The global geotechnical engineering market is expected to double in the coming years, thanks to a rapid rise in the demand for geotechnical services.
A market research report released last year found that the global geotechnical engineering market is expected to grow to $10.6 trillion (USD) in 2030, up from $5 trillion in 2018.
While other reports don’t anticipate quite the same level of growth — there is one very clear trend across the board — the demand for Geotech services is set to boom over the coming years!
These reports attribute this rapid market growth to a few key factors:
• Growing demands for energy and for mineral products have led to the development of the mining and renewable energy
industry, fuelling the need for the geotechnical services.
• Human-caused climate change is causing tropical storms to have greater intensity and power. As a result,
governments across the world are building more natural and artificial disaster-resilient structures by increasing
investments in infrastructure development.
• Ever increasing population densities in urban centres continues to create sky rocketing land prices around the
world, making it financially sound to build on more geotechnically challenging blocks.
• Scientific advancements in geotechnical engineering technology are allowing engineers to build vital infrastructure
in more difficult zones.
How to prepare for this rising demand?
So good news! It looks like there will be plenty of work for Geotechs to win over the next few years. The question then, is how can Geotechs scale up and capitalise on market highs while surviving the market lows?
To put it simply, Geotechs must scale sustainably.
As work increases and Geotechs begin to struggle with the workload, the first knee jerk reaction will be to hire more people before considering inefficient, non-scalable process. Fuelling an inefficient machine with personnel leaves money on the table, guaranteeing Geotech consultancies feel the full weight of overheads during market lows.
The solution then is for Geotechs to streamline their internal processes and remove bottlenecks first.
To understand the best way to do this, one must first understand the type of Geotech consultancy internal processes that exist:
• Physical Processes: These are usually core Geotech processes (e.g., lab testing) that can be automated. While
important, the return on ROI into physical process optimisation usually takes years to recover.
• Informational Processes: These include the processes associated with information transfer, documentation, and
reporting within a consultancy. These processes contribute just as much — if not more — to Geotech consultancy
overheads but are much easier to optimise using technology and software with little to no organisational risk (such
as trialling software for free or monthly subscriptions).
With informational processes being easier to optimise than physical ones, let’s have a look at the best ways to streamline these.

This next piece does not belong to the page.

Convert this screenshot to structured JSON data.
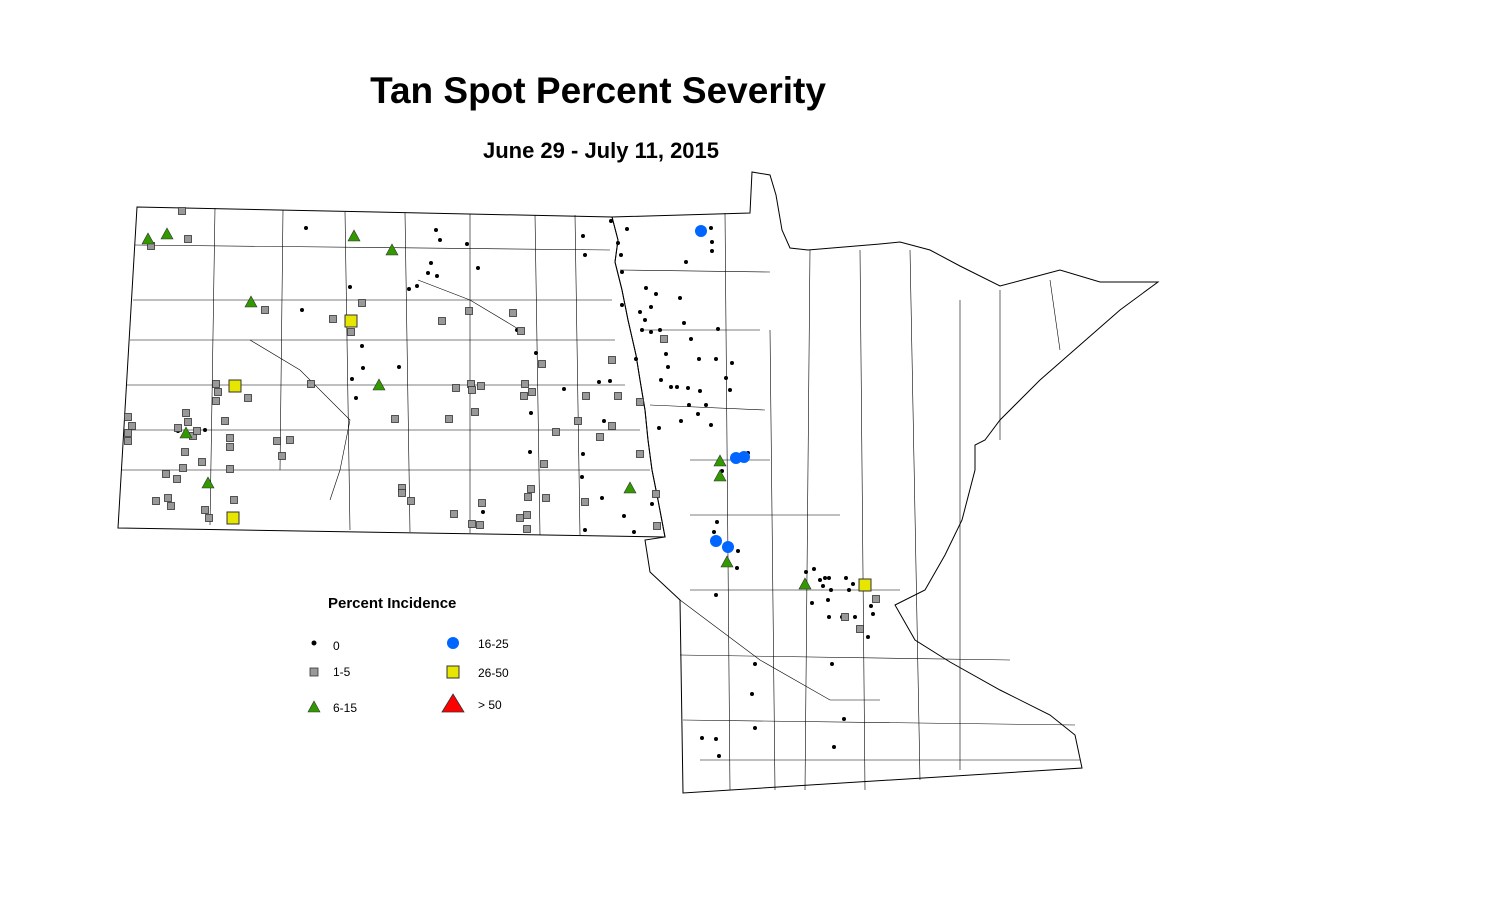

• Data collection: Software products such as TabLogs can help consultancies reduce costs by allowing engineers to
generate finished graphical logs on site. This prevents engineers from having to conduct timely manual data entries
back in the office, meaning engineers can provide borehole logs to their clients quickly thus removing a well-known
bottleneck from the geotechnical investigation process.
• Accounting (e.g. payroll, invoicing, purchase orders, banking etc): Up until recently, these roles have been
carried out by a team of staff. However, this can now be done with one bookkeeper using accounting software like
Xero or QuickBooks.
• Project management and cost control: Software such as WorkflowMax can plug into Xero, streamlining this process
with your bookkeeper.
Reducing overheads and streamlining business processes will be for Geotechs to remain competitive in the growing market moving forward. This is the best way to make sure you don’t keep filling a leaky bucket!